Agora, sabe-se que Fernando Madureira era a cara do negócio, mas era Sandra quem geria todo o dinheiro que foi confiscado na Operação Pretoriano, que inclusive guardava numa grande jarra.
Ao que tudo indica, de acordo com o jornal “Correio da Manhã”, as escutas desta operação apanharam várias conversas do casal, onde se percebe que era a mulher de Macaco que geria os milhares de euros encontrados pela PSP em várias divisões da casa a 31 de janeiro, nas buscas que fizeram na zona do Porto a casas de elementos dos Super Dragões.
Na conversa ouve-se Fernando Madureira a perguntar a Sandra se “não há dinheiro em casa a não ser o que ficou na saca amarela”, alusivo ao esquema, ao que a mulher responde que há, na grande jarra que guardam, mas que vai direto para o cofre. “Há, no jarrão, mas não é para mexer. É para ir ao cofre”, disse.
Além disso, ainda se ouve o líder da claque Super Dragões a explicar que precisava de “pagar umas coisas” relativas à tese de mestrado “que tinha mandado fazer”, existindo outras dívidas que tinham de ser pagas com a “saca amarela” que Fernando tinha no Dragão.
Numa outra conversa, Macaco perguntou à mulher quanto é que ele devia a Hugo “Polaco”, outro dos detidos em janeiro, ao que a mulher respondeu “800 euros”. Estes três detidos são, assim, quem arrisca uma pena mais elevada, visto que as conversas apanhadas pelas escutas da Operação Pretoriano mostram que os esquemas e os ataques de que estão a ser acusados foram organizados.

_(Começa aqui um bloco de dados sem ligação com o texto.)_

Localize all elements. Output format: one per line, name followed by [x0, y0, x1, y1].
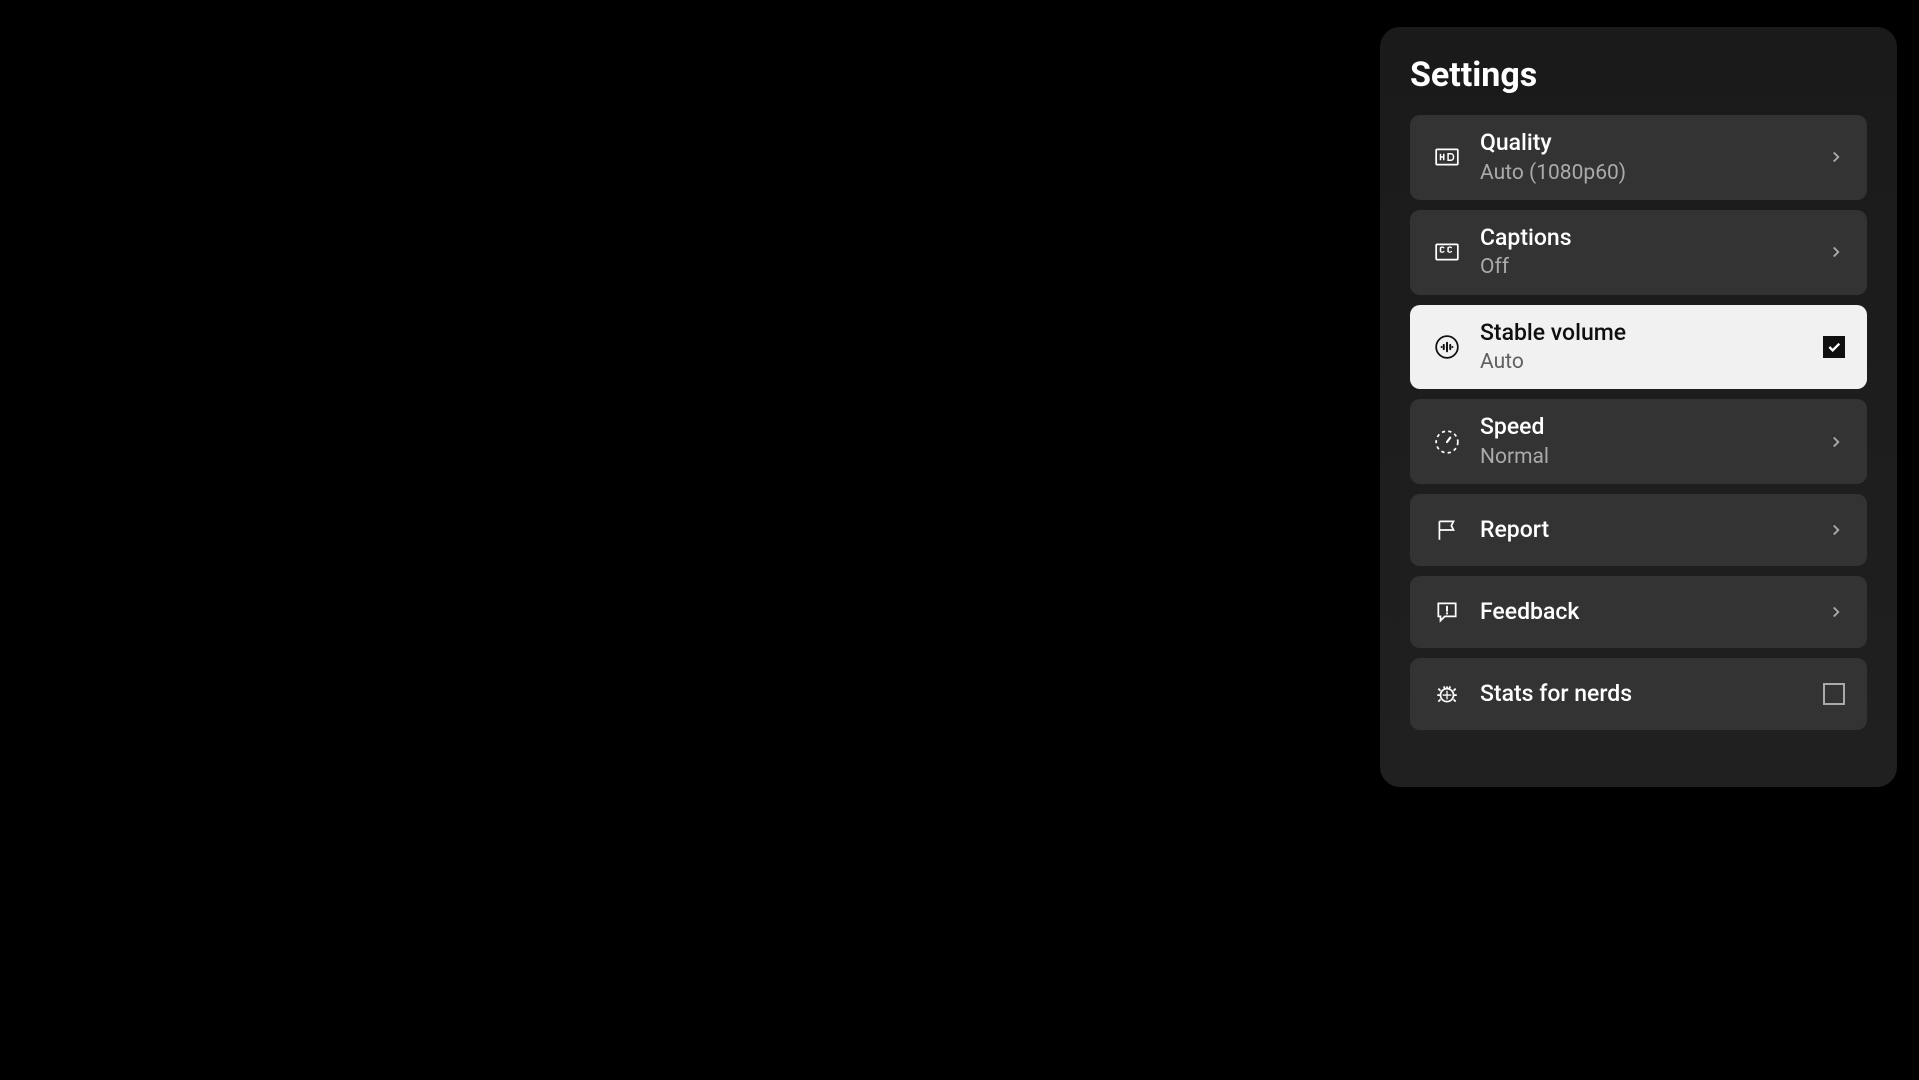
bug-icon	[1432, 679, 1462, 709]
setting-item-feedback[interactable]: Feedback	[1410, 576, 1867, 648]
setting-text: Speed Normal	[1480, 413, 1827, 470]
setting-item-stats[interactable]: Stats for nerds	[1410, 658, 1867, 730]
settings-list: Quality Auto (1080p60) Captions Off	[1380, 115, 1897, 730]
setting-subtitle: Normal	[1480, 445, 1827, 470]
cc-icon	[1432, 237, 1462, 267]
setting-text: Stats for nerds	[1480, 680, 1823, 708]
setting-title: Stable volume	[1480, 319, 1823, 347]
setting-text: Report	[1480, 516, 1827, 544]
chevron-right-icon	[1827, 521, 1845, 539]
stable-volume-icon	[1432, 332, 1462, 362]
setting-title: Feedback	[1480, 598, 1827, 626]
setting-subtitle: Off	[1480, 255, 1827, 280]
setting-text: Feedback	[1480, 598, 1827, 626]
feedback-icon	[1432, 597, 1462, 627]
panel-title: Settings	[1380, 55, 1897, 115]
setting-text: Quality Auto (1080p60)	[1480, 129, 1827, 186]
hd-icon	[1432, 142, 1462, 172]
setting-title: Report	[1480, 516, 1827, 544]
checkbox-unchecked[interactable]	[1823, 683, 1845, 705]
chevron-right-icon	[1827, 603, 1845, 621]
setting-subtitle: Auto	[1480, 350, 1823, 375]
checkbox-checked[interactable]	[1823, 336, 1845, 358]
setting-text: Captions Off	[1480, 224, 1827, 281]
chevron-right-icon	[1827, 433, 1845, 451]
setting-item-stable-volume[interactable]: Stable volume Auto	[1410, 305, 1867, 390]
settings-panel: Settings Quality Auto (1080p60)	[1380, 27, 1897, 787]
setting-text: Stable volume Auto	[1480, 319, 1823, 376]
setting-title: Quality	[1480, 129, 1827, 157]
chevron-right-icon	[1827, 243, 1845, 261]
setting-subtitle: Auto (1080p60)	[1480, 161, 1827, 186]
speed-icon	[1432, 427, 1462, 457]
setting-title: Speed	[1480, 413, 1827, 441]
setting-item-speed[interactable]: Speed Normal	[1410, 399, 1867, 484]
setting-item-captions[interactable]: Captions Off	[1410, 210, 1867, 295]
setting-item-report[interactable]: Report	[1410, 494, 1867, 566]
setting-title: Captions	[1480, 224, 1827, 252]
chevron-right-icon	[1827, 148, 1845, 166]
setting-item-quality[interactable]: Quality Auto (1080p60)	[1410, 115, 1867, 200]
setting-title: Stats for nerds	[1480, 680, 1823, 708]
flag-icon	[1432, 515, 1462, 545]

A 31 de janeiro, Fernando e Sandra Madureira e outros 10 adeptos do FC Porto foram detidos nas buscas feitas pela PSP, e foi na passada terça-feira, 6, que foram acusados de 31 crimes: 19 de coação agravada, sete de ofensas à integridade física, um crime de instigação, um crime de arremesso de objetos ou produtos líquidos e três crimes de atentado à liberdade de informação, de acordo com o jornal “A Bola”. Desde então, continuam em prisão preventiva, enquanto a Operação Pretoriano continua a reunir provas de todos os crimes.
Segundo “O Jogo“, os dragões já emitiram um comunicado a pedir para que sejam apuradas as devidas responsabilidades. Alguns dos crimes de que os suspeitos estão ser acusados também têm que ver com a Assembleia-Geral Extraordinária do FC Porto, que envolveu cenas de violência, assim como as ameaças feitas a André Villas-Boas, presidente do clube, junto à sua habitação, onde um dos muros chegou mesmo a ser vandalizado.